Incendies monstre : tout ce qu’on veut, c’est être à la maison
Les consignes préfectorales sont claires : le retour à domicile est autorisé pour de plus en plus d’habitants en Gironde. Pourtant, le travail en aval, celui des volontaires au Parc des expositions de Bordeaux-Lac, en particulier, est loin d’être arrivé à son terme.
C’est dans un décor de crise que Céline Fleuet et Léa Pelta, toutes les deux forces vives en protection maternelle et infantile (PMI), viennent apporter leur aide. Volontaires, elles sont assises sous leur barnum, prêtes à répondre à la moindre question et à calmer n’importe quelle inquiétude. Céline est éducatrice de jeunes enfants à la Maison du Département des Solidarités (MDS) d’Eysines. Au moment des premières fumées et comme une évidence, elle s’est portée volontaire pour aller aider les nombreux évacués au Parc des Expositions. Peu après que l’ouverture du Parc des Expositions, elle est venue « en repérage » dit-elle, afin de déterminer « comment intervenir et coordonner nos missions », un véritable état des lieux où l’adaptation dans un dispositif si inédit doit se faire dans les plus brefs délais.
Celle qui forme son binôme pour la journée, Léa Pelta, est quant à elle médecin de PMI à la MD) d’Ambarès-et-Lagrave.
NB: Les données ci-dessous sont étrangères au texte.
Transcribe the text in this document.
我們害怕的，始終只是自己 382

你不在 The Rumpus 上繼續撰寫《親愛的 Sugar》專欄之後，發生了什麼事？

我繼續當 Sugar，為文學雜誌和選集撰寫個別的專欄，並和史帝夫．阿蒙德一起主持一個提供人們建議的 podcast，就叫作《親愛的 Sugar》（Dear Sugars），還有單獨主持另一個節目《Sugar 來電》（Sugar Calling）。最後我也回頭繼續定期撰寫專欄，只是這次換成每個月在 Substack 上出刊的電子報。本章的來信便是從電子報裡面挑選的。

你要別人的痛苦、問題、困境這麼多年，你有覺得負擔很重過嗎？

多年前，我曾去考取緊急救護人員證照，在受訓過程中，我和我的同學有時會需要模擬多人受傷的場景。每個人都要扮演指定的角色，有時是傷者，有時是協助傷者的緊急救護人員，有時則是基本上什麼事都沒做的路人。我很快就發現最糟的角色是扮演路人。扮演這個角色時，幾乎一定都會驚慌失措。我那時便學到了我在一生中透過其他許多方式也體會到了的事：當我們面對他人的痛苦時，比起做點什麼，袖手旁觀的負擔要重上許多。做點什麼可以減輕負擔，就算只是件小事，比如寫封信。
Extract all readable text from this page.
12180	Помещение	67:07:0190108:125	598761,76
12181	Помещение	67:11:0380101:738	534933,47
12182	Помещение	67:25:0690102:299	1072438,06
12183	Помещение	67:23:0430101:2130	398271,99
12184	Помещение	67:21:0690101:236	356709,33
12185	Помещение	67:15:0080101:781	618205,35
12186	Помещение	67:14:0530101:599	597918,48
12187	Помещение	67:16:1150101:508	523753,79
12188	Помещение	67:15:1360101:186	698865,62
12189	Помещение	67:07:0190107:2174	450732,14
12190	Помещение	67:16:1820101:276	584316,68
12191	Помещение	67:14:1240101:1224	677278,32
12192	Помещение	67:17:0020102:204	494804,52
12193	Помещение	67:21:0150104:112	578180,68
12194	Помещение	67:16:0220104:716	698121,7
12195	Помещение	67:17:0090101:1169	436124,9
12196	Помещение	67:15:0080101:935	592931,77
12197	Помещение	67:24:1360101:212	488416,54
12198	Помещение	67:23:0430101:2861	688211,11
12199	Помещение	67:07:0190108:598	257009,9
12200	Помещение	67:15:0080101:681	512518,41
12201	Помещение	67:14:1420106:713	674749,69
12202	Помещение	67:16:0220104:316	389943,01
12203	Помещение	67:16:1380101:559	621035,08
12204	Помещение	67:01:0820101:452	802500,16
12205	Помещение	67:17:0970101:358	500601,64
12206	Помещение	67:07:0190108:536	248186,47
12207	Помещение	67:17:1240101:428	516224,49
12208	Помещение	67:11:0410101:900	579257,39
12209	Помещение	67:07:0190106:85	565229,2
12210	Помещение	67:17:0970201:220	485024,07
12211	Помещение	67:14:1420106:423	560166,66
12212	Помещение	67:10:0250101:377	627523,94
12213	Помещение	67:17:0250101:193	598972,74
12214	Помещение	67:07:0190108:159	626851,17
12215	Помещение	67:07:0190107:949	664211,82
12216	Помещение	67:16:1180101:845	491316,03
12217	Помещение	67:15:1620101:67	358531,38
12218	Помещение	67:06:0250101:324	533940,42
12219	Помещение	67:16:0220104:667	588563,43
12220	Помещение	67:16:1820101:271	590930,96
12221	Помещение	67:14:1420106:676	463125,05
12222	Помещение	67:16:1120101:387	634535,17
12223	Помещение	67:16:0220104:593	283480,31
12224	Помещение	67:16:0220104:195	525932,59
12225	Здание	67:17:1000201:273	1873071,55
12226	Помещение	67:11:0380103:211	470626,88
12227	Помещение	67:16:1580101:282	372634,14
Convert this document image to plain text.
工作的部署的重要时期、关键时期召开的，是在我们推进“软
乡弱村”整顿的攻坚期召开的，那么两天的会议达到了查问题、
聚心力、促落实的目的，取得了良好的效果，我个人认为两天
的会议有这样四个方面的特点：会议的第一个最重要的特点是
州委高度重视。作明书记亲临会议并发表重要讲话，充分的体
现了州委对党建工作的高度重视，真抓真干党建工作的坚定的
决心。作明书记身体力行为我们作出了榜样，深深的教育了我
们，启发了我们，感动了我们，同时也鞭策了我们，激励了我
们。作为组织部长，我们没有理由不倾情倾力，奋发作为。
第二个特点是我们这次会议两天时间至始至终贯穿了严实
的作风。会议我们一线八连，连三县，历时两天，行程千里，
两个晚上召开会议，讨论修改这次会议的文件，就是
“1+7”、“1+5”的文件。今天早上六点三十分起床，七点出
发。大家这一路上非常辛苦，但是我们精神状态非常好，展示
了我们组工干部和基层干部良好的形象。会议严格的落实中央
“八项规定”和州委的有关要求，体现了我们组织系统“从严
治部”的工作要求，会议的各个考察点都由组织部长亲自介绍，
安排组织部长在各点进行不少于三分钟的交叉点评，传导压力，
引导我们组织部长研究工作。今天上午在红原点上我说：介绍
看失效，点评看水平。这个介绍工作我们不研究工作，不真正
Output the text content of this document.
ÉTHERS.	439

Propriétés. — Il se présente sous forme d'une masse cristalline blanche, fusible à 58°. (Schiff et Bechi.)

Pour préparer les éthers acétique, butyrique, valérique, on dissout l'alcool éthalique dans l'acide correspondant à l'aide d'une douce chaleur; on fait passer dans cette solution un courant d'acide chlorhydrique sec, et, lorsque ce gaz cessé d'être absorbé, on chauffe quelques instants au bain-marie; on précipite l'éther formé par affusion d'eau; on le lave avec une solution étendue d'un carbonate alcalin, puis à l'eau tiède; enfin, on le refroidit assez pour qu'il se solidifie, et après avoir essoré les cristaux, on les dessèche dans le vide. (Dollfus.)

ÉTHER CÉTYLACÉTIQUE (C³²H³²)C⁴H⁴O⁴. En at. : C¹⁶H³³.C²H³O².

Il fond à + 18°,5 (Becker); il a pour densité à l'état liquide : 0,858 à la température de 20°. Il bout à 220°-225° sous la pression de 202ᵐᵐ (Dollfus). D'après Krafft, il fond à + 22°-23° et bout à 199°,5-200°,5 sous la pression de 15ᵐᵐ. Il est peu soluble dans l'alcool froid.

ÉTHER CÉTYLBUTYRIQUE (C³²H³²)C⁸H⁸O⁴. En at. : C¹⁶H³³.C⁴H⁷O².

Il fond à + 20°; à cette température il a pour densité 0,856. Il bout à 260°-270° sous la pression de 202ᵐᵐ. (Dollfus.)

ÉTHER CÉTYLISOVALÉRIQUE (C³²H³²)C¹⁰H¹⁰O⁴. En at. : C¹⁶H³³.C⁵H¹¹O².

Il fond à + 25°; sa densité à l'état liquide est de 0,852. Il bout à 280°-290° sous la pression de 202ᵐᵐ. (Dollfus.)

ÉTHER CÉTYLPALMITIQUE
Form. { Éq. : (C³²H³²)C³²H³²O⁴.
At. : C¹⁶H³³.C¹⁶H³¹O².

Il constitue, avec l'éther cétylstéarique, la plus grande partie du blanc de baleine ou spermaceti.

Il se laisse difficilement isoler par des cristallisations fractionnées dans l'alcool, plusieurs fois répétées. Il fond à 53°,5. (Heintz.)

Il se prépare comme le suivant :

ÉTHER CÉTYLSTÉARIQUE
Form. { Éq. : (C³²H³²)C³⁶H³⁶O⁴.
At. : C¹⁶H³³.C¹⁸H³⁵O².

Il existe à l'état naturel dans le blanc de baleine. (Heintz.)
Elle explique que sa mission principale est d'assurer le bon déroulé de cet hébergement taille XXL concernant la santé chez les zéro à six ans. Regard sensible et déterminé, elle déclare vouloir apporter son soutien.
« On n’est jamais trop pour aider, et je ne voulais pas rester sans rien faire, donc je me suis portée volontaire. »
Dans leurs missions, aussi importantes que diverses, citons l’accompagnement psychologique qu’elles présentent comme un enjeu en deux temps. Céline ne manque pas de rappeler l’importance de « l’après » dans l’évolution du retour à la normale. Elle n’oublie pas également de mentionner la détermination de ses collègues, comptant des sinistrés parmi les premiers volontaires.
Slalomant entre les lits, carnet et ordinateur à la main, Margot Manach et Louane Wagner sont ici pour assurer le relogement et que « tout le monde ait une solution pour rentrer » parmi les résidents temporaires du Parc.
Une bouteille servant de vase pour une fleur, des dessins d’enfants afin de remercier les pompiers pour leur présence, un tableau quasiment terminé : tout montre que cet endroit a été le refuge quotidien de milliers de Girondines et Girondins. La reprise des habitudes est donc un enjeu majeur dans ce processus de crise. C’est pourquoi ces collègues, Margot, à la MDS et Louane au Centre Communal d’Action Sociale (CCAS), toutes les deux assistantes sociales à Lormont, ont été appelées par l'Union Départementale des Centres Communaux d'Action Sociale (UDCCAS), parmi d’autres travailleurs sociaux pour venir aider toute la semaine. Pour Louane, ce n’est pas son premier volontariat. Elle a déjà aidé au lycée de Créon, pour accueillir des familles ou des résidents d’Ehpad. Pour cette jeune femme, c’est l’essence de son métier.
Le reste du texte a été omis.